On counting day, May 4, ECINET reportedly processed an average of nearly 3 crore hits every minute. Across all polling phases conducted on April 9, 23, and 29, the platform recorded a total traffic load of 98.3 crore hits, reflecting the scale at which India’s election infrastructure now operates digitally.
The Commission officially launched ECINET in January 2026 after testing its beta version during the Bihar Assembly elections in November 2025. Since then, the application has crossed 10 crore downloads, indicating rapid adoption among election officials, staff, and users accessing poll-related information and services.

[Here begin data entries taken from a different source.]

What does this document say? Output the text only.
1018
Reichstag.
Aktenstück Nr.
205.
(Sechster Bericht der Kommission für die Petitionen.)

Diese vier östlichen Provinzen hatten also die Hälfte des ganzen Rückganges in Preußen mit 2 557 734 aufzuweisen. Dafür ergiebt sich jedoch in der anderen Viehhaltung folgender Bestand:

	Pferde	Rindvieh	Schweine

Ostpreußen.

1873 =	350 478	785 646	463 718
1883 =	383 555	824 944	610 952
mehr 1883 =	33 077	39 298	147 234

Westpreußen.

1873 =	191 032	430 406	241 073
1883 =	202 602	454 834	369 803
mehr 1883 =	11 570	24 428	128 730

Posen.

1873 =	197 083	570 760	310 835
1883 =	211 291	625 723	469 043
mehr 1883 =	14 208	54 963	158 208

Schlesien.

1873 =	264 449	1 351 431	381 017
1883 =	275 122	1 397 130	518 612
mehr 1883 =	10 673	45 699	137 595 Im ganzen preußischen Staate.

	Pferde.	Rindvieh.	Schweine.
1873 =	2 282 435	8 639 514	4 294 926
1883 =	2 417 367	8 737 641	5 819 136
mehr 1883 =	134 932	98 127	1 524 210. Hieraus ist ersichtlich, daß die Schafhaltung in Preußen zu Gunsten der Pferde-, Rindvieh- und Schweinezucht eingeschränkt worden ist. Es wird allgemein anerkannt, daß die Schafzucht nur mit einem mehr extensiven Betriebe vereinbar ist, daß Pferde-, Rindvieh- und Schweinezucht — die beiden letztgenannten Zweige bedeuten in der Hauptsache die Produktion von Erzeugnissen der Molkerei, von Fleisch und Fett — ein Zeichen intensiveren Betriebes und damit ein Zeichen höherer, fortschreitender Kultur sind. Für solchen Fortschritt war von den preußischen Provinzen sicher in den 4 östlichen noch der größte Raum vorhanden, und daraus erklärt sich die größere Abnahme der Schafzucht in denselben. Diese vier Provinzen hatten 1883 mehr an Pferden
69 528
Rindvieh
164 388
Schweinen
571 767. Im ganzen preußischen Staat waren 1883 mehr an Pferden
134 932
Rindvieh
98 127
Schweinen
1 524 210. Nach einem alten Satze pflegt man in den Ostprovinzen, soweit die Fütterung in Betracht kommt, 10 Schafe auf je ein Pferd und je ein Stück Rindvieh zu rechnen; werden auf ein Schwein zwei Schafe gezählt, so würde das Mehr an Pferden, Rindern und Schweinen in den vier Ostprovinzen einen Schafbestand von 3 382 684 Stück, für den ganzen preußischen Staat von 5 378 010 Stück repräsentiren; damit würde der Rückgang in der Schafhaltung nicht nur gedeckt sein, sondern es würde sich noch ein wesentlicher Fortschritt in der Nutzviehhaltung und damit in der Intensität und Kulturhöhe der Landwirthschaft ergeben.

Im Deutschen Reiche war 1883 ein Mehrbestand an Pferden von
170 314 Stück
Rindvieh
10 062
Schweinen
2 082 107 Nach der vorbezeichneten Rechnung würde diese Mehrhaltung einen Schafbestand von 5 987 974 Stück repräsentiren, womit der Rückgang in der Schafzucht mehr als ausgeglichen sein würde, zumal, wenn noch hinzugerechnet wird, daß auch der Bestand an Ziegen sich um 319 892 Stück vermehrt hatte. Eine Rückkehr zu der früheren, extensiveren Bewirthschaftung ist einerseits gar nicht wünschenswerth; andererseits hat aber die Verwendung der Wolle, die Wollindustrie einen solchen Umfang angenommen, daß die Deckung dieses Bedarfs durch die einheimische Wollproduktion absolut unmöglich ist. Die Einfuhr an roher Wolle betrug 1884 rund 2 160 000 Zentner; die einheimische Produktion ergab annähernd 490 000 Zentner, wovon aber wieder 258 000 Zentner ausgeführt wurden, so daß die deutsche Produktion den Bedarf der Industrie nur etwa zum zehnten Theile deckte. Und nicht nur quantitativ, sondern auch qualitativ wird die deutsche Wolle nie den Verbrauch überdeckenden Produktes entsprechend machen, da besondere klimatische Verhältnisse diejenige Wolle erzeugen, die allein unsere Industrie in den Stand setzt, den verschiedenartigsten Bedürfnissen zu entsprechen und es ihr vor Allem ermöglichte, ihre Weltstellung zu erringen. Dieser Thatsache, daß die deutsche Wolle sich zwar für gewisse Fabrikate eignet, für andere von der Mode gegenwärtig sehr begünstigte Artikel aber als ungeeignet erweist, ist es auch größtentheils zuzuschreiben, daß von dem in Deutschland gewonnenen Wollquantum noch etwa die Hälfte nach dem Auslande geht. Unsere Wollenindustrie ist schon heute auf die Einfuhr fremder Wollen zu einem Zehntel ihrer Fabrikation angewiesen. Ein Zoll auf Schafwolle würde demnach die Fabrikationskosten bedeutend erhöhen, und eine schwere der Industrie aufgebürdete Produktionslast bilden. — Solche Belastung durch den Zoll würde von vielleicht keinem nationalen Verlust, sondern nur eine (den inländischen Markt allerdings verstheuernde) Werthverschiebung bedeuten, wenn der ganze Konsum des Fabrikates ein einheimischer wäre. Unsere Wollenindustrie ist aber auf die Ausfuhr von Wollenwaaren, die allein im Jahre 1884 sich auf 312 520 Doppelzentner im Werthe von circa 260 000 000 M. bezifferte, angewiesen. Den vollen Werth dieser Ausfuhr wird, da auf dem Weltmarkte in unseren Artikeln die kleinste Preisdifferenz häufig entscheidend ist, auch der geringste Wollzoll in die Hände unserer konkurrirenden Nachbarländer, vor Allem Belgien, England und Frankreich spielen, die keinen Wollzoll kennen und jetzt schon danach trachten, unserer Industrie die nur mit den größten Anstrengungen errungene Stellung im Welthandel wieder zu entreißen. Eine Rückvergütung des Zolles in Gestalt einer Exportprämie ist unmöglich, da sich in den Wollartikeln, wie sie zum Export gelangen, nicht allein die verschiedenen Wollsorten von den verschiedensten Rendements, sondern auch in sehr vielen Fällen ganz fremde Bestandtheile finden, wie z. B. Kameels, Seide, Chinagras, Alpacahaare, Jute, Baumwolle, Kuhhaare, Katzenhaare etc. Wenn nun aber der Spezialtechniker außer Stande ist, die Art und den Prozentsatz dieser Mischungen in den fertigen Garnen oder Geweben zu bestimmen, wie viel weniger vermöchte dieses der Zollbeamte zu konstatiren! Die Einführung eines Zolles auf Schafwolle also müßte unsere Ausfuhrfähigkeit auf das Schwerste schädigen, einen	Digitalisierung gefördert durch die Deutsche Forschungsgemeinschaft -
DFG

Election authorities said the platform played a major operational role during the elections across five states and Union Territories, along with bypolls conducted during the same period. According to officials, ECINET enabled real-time monitoring of election activities, accelerated reporting processes, and improved administrative coordination between different election units. Authorities also said the centralized system helped increase transparency by reducing delays in communication and data sharing.
Cybersecurity analysts have repeatedly warned that election infrastructure has become an increasingly attractive target for malicious cyber activity because such systems process large amounts of real-time public information under intense public scrutiny. During counting periods, election portals often experience massive spikes in traffic as citizens, media organizations, and political workers continuously refresh result dashboards. Security researchers note that these high-traffic periods can also create opportunities for malicious actors to disguise harmful requests within normal user activity.
While the Election Commission did not disclose the technical nature of the 68 lakh malicious hits, such traffic typically includes automated bot requests, denial-of-service attempts, malicious scanning activity, or repeated unauthorized access attempts aimed at slowing systems or overwhelming servers.
The Commission also introduced a new QR code-based photo identity verification system for counting centres during the election process. On counting day alone, more than 3.2 lakh QR codes were generated through ECINET to regulate entry into counting venues. Officials said the system was introduced to ensure that only authorized personnel could enter restricted areas, reducing the possibility of unauthorized access at highly sensitive counting locations.
According to the Commission, this was the first time the QR-based access system had been deployed across all five states and Union Territories simultaneously. The ECI has now decided to adopt the system as a standard security measure for future Lok Sabha and state Assembly elections.
The increasing dependence on centralized digital infrastructure has pushed election management beyond traditional ballot security into the broader domain of cybersecurity, network resilience, identity verification, and real-time system monitoring. As more election operations move onto integrated digital platforms, experts say continuous monitoring and infrastructure hardening will become essential to maintaining uninterrupted electoral processes at national scale.